Para cada criança com microcefalia (caso), foram analisadas outras duas sem microcefalia e sem alteração cerebral ao exame de imagem ou outra malformação aparente (controles), nascidas com idade gestacional aproximada e um dia após o nascimento do caso. Todos os exames e coleta do material biológico das crianças e suas mães para a pesquisa ocorreram logo após o nascimento, com consentimento das mães.
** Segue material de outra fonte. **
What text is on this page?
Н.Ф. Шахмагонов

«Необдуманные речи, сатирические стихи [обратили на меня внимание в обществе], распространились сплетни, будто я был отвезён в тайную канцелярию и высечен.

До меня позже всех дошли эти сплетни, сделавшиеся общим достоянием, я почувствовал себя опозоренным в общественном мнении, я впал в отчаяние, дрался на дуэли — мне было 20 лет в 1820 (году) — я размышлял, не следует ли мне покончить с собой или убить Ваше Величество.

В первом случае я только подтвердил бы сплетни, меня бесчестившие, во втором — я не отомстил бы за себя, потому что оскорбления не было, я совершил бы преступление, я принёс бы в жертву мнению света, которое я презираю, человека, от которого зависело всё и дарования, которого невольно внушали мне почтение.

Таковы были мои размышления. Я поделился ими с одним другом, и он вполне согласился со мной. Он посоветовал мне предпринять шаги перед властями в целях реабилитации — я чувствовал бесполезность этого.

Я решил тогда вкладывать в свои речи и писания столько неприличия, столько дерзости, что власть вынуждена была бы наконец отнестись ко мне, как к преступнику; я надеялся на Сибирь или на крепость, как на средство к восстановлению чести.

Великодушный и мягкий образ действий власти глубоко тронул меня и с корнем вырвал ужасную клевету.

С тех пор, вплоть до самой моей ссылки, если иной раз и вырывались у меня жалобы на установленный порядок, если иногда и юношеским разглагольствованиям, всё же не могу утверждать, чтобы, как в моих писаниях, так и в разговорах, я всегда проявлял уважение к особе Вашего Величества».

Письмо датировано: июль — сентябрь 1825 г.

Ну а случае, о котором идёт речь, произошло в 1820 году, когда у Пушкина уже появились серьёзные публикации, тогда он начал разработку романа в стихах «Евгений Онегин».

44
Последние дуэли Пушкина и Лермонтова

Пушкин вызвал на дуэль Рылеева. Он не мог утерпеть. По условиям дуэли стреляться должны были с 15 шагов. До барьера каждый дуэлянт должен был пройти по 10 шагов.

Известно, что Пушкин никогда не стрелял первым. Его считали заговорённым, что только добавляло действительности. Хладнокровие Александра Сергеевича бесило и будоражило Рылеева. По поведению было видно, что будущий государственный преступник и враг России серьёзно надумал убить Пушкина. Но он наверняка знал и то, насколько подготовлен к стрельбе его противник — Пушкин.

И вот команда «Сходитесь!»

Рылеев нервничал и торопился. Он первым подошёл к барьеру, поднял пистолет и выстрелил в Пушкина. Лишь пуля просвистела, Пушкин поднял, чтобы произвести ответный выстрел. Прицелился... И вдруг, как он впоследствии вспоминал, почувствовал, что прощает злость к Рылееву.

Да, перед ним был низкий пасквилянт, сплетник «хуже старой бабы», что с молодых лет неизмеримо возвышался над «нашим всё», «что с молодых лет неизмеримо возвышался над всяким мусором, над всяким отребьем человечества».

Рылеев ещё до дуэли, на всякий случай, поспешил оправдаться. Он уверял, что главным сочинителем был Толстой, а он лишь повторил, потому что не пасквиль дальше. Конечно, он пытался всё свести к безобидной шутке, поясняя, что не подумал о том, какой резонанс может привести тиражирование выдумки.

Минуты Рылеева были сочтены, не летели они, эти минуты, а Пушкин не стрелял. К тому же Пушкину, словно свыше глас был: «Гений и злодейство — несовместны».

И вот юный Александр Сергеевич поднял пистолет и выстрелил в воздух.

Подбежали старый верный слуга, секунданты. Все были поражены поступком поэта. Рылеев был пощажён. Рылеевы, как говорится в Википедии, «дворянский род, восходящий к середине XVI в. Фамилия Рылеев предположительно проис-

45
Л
Até o final do estudo, objetiva-se analisar 600 crianças, sendo 200 com microcefalia e 400 sem a malformação.
Mulheres
As mães das crianças participantes da pesquisa foram entrevistadas e, à semelhança dos recém-nascidos, realizaram exames laboratoriais para zika, dengue, chikungunya e para as Torchs. Nas entrevistas, 59,4% (19) das mães de crianças com microcefalia não relataram a presença de exantema (manchas vermelhas na pele) durante a gravidez, o que também ocorreu em 77,4% (48) das mulheres com filhos sem a malformação. O estudo evidenciou ainda que 64% das mães de neonatos sem microcefalia foram infectadas pelo vírus zika. “Esses resultados revelam uma alta proporção de mulheres infectadas pelo vírus zika nessa primeira onda epidêmica que aconteceu no ano passado. Se os anticorpos que elas desenvolveram forem duradouros, elas estarão imunes à doença numa próxima epidemia”, analisa outra integrante do Merg, a pesquisadora Celina Turchi.
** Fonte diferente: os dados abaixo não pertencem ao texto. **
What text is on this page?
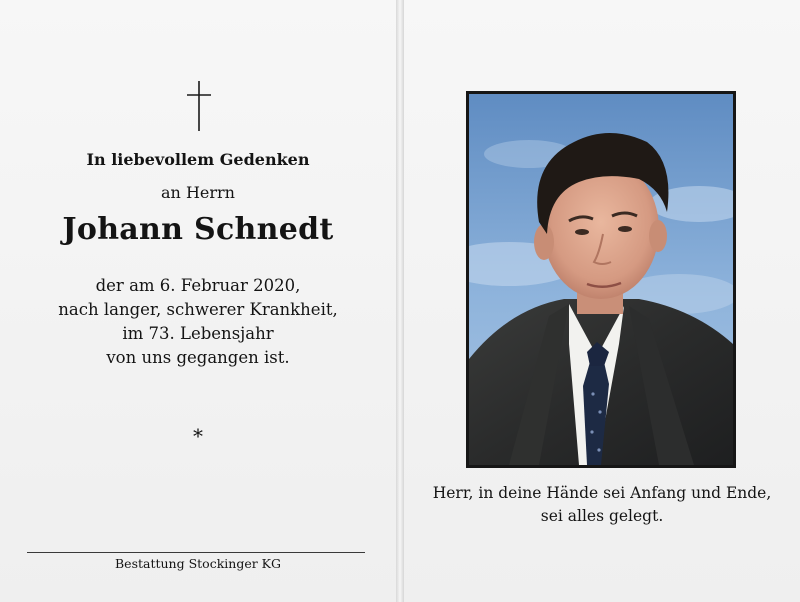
In liebevollem Gedenken
an Herrn
Johann Schnedt
der am 6. Februar 2020,
nach langer, schwerer Krankheit,
im 73. Lebensjahr
von uns gegangen ist.
*
Bestattung Stockinger KG
Herr, in deine Hände sei Anfang und Ende,
sei alles gelegt.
A pesquisa de caso-controle está sendo feita em oito maternidades do Recife: Instituto de Medicina Integral Professor Fernando Figueira (Imip), Centro Integrado de Saúde Amaury de Medeiros da Universidade de Pernambuco (Cisam), Unidade Mista Professor Barros Lima, Maternidades Bandeira Filho e Santa Lúcia; e nos hospitais Barão de Lucena, Agamenon Magalhães e das Clínicas da UFPE.
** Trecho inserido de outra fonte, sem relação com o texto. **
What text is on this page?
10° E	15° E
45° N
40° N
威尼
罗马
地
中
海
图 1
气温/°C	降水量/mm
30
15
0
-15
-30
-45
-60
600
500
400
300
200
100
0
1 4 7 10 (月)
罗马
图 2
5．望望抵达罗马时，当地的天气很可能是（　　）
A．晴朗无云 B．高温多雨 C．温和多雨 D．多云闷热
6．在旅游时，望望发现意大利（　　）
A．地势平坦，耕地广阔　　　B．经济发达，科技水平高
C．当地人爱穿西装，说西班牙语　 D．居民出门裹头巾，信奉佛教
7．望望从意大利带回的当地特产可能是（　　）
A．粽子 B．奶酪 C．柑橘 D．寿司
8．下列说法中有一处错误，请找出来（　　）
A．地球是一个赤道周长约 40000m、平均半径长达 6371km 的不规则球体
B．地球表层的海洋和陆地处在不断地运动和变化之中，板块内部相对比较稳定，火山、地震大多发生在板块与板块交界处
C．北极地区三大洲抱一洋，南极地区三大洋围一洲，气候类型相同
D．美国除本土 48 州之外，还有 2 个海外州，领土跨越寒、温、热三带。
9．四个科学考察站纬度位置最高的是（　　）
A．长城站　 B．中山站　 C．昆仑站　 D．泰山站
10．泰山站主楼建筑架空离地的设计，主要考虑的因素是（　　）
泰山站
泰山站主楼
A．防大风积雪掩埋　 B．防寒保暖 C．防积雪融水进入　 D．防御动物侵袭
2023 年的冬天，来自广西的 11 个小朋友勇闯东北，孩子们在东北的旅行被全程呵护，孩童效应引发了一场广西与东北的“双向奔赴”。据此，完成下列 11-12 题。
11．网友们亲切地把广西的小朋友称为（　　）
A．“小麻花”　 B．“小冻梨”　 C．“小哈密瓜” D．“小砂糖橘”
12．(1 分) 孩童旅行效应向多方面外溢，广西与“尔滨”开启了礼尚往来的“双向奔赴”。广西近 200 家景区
O Merg é formado por pesquisadores da Fiocruz Pernambuco, Universidade Federal de Pernambuco (UFPE), Universidade de Pernambuco (UPE), Instituto de Medicina Integral Professor Fernando Figueira (Imip) e Secretaria Estadual de Saúde de Pernambuco e London School of Hygiene and Tropical Medicine-UK. A pesquisa conta com o financiamento do Ministério da Saúde (MS) e da Organização Pan-Americana da Saúde (Opas/OMS).